Victims of domestic violence can suffer for years, unable to break the cycle of abuse. But help is at hand so victims can escape their ordeal. Crime correspondent BEN KENDALL reports.

Domestic violence can take many forms and affects people from all walks of life. Abuse is not simply limited to men on women, although women make up the majority of victims who contact the police.

Some estimates suggest victims suffer an average of 35 attacks before seeking help and cases in which victims have lived with abuse for years, and even decades, are common.

The advice of those who have escaped and built a new life is often simple: get out as soon as you can. But putting this advice into practice can be far harder.

One victim, who did not want to be named, said: 'I was with my partner for four years. It was my first adult relationship and for the first few months we were happy.

'But I soon saw another side to him. When he was drunk or under pressure he would lash out.

'Sometimes it was verbal, calling me names or putting me down. Sometimes it was physical. I thought I could cope with the physical side at first and that it was my fault in some way. But it got worse and worse, much more than the occasional slap.

'If I had known then what I know now, I would have ended it at the first sign of violence. The longer I stayed, the harder it got to leave, especially when we had a child together.'

Abuse can take many forms, ranging from destructive criticism and verbal abuse such as mocking, accusations and threats, up to serious violence and sexual abuse.

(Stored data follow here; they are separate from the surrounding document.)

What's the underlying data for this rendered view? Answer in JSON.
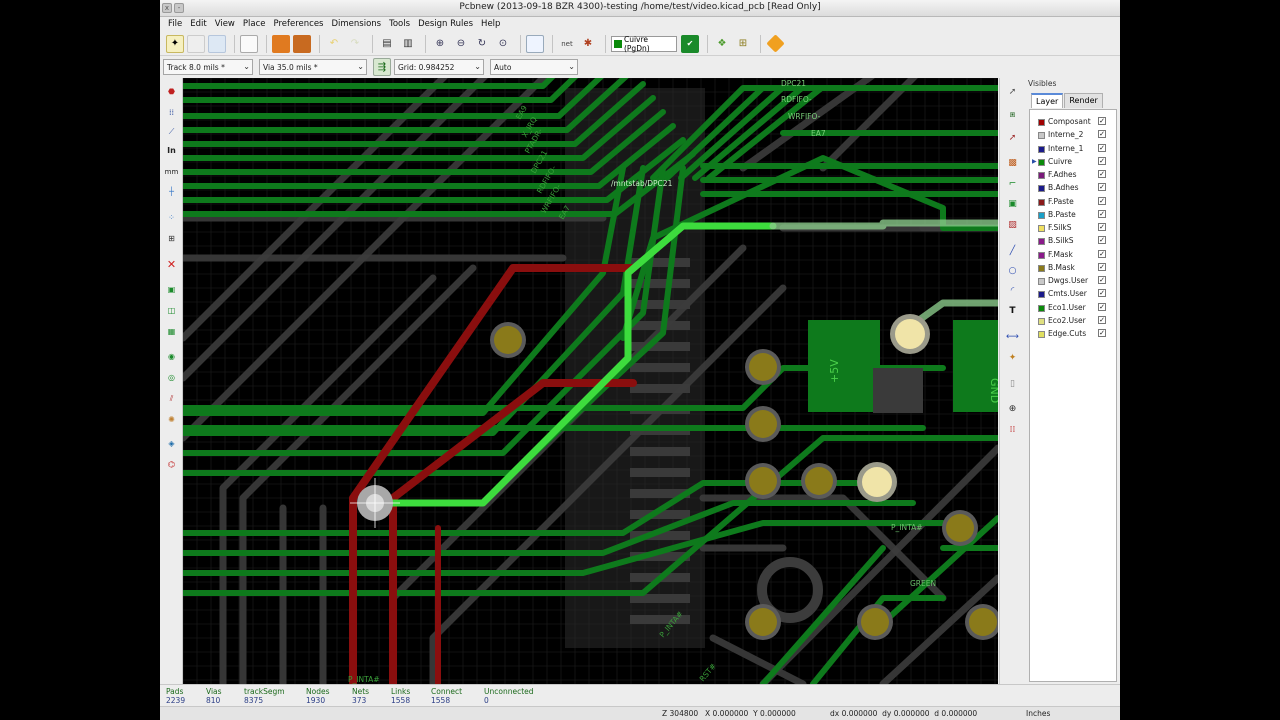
{
  "window": {
    "title": "Pcbnew (2013-09-18 BZR 4300)-testing /home/test/video.kicad_pcb [Read Only]"
  },
  "menu": [
    "File",
    "Edit",
    "View",
    "Place",
    "Preferences",
    "Dimensions",
    "Tools",
    "Design Rules",
    "Help"
  ],
  "toolbar": {
    "layer_select": "Cuivre (PgDn)",
    "track_width": "Track 8.0 mils *",
    "via_size": "Via 35.0 mils *",
    "grid": "Grid: 0.984252",
    "zoom": "Auto"
  },
  "visibles": {
    "title": "Visibles",
    "tabs": [
      "Layer",
      "Render"
    ],
    "layers": [
      {
        "name": "Composant",
        "color": "#a00000",
        "active": false
      },
      {
        "name": "Interne_2",
        "color": "#c8c8c8",
        "active": false
      },
      {
        "name": "Interne_1",
        "color": "#1a1a8a",
        "active": false
      },
      {
        "name": "Cuivre",
        "color": "#0a8a0a",
        "active": true
      },
      {
        "name": "F.Adhes",
        "color": "#7a1a7a",
        "active": false
      },
      {
        "name": "B.Adhes",
        "color": "#1a1a8a",
        "active": false
      },
      {
        "name": "F.Paste",
        "color": "#8a1a1a",
        "active": false
      },
      {
        "name": "B.Paste",
        "color": "#1aa0c8",
        "active": false
      },
      {
        "name": "F.SilkS",
        "color": "#f0e060",
        "active": false
      },
      {
        "name": "B.SilkS",
        "color": "#8a1a8a",
        "active": false
      },
      {
        "name": "F.Mask",
        "color": "#8a1a8a",
        "active": false
      },
      {
        "name": "B.Mask",
        "color": "#8a7a1a",
        "active": false
      },
      {
        "name": "Dwgs.User",
        "color": "#c8c8c8",
        "active": false
      },
      {
        "name": "Cmts.User",
        "color": "#1a1a8a",
        "active": false
      },
      {
        "name": "Eco1.User",
        "color": "#0a8a0a",
        "active": false
      },
      {
        "name": "Eco2.User",
        "color": "#e0e080",
        "active": false
      },
      {
        "name": "Edge.Cuts",
        "color": "#e0e060",
        "active": false
      }
    ]
  },
  "board": {
    "labels": [
      "DPC21",
      "RDFIFO-",
      "WRFIFO-",
      "EA7",
      "EA9",
      "X_IRQ",
      "PTADR-",
      "DPC21",
      "RDFIFO-",
      "WRFIFO-",
      "EA7",
      "/mntstab/DPC21",
      "+5V",
      "GND",
      "P_INTA#",
      "GREEN",
      "P_INTA#",
      "P_INTA#",
      "RST#"
    ],
    "colors": {
      "bg": "#000000",
      "copper_front": "#0e7a1c",
      "copper_bright": "#3ddc3d",
      "copper_back": "#8a0e0e",
      "pad": "#8a7a1a",
      "grid": "#1e1e1e"
    }
  },
  "status": {
    "items": [
      {
        "label": "Pads",
        "value": "2239"
      },
      {
        "label": "Vias",
        "value": "810"
      },
      {
        "label": "trackSegm",
        "value": "8375"
      },
      {
        "label": "Nodes",
        "value": "1930"
      },
      {
        "label": "Nets",
        "value": "373"
      },
      {
        "label": "Links",
        "value": "1558"
      },
      {
        "label": "Connect",
        "value": "1558"
      },
      {
        "label": "Unconnected",
        "value": "0"
      }
    ],
    "zoom": "Z 304800",
    "xy": "X 0.000000  Y 0.000000",
    "delta": "dx 0.000000  dy 0.000000  d 0.000000",
    "units": "Inches"
  }
}
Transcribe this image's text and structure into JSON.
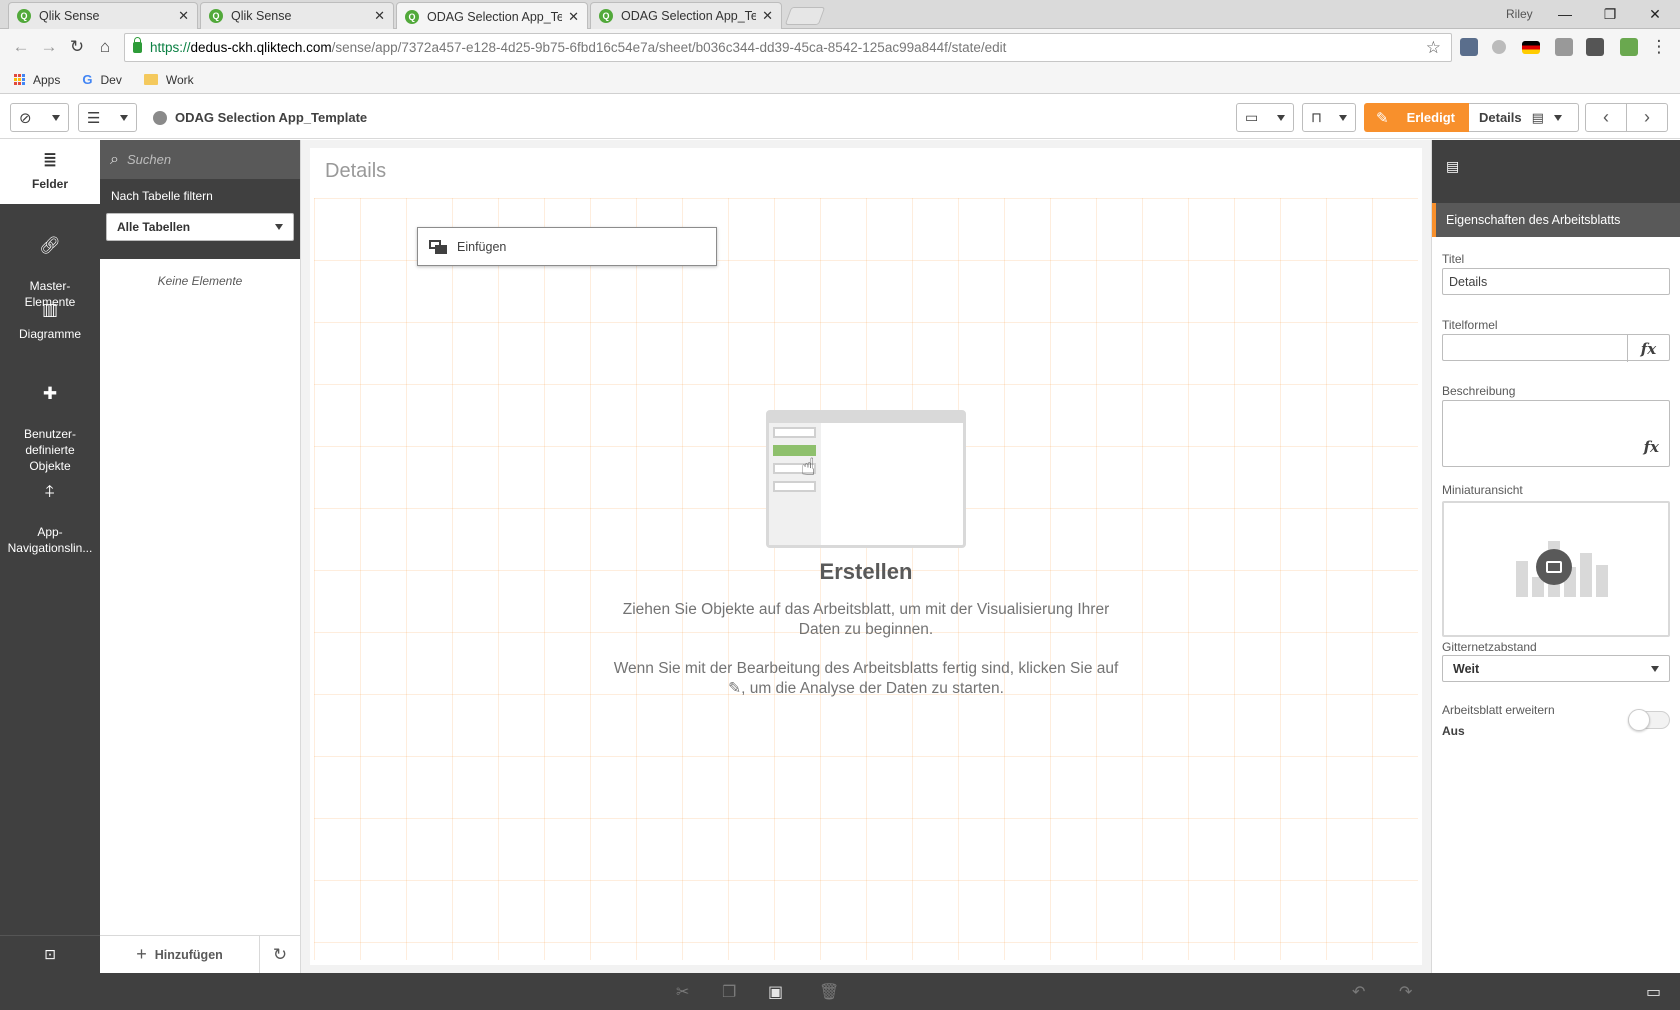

Advice from Norfolk police, available from the force's website, says that abusers will often use pressure tactics and controlling behaviour such as threatening to withhold money, taking the children away and lying to friends and family.

Many abusers will persistently put down their partner in front of other people, or refuse to help with childcare or housework.

Harassment such as following you, checking up on you, opening your mail, repeatedly checking to see who has telephoned you, embarrassing you in public – these are also common.

Norfolk police has specially-trained domestic abuse officers who victims can talk to in confidence. They can provide advice and assistance.

If you are a victim of domestic violence, the force promises to treat you with sensitivity and investigate each incident fully.

Insp Ross McDermott, who leads the domestic violence team, said: 'It can be hard to gather evidence, particularly if you are living with a controlling partner.

'But my advice would be to tell somebody you trust, a friend, family member or neighbour, what is going on and if possible keep a record of any incident. It will help prove what happened if the case ever comes to court.

'Often, when we begin to investigate, we find out that those who know the victim suspected what was going on, but didn't know how to intervene.'

In cases where the force has power of arrest, officers will normally arrest the perpetrator and prosecute offenders where appropriate. The force can also use other methods to prevent further violence.

Officers strive to work with the victim and any other witnesses to the offences to ensure they feel confident enough to report offences and give evidence in court.

All victims and witnesses involved in cases going through the court process are referred to the Witness Care Unit; they provide a single point of contact until the court case is finished and will contact you, keep you informed about your case and arrange ongoing support.

Norfolk police and the Crown Prosecution Service work together with Victim Support, Witness Services and Leeway Women's Aid to provide a high-level of service to victims and witnesses of crime.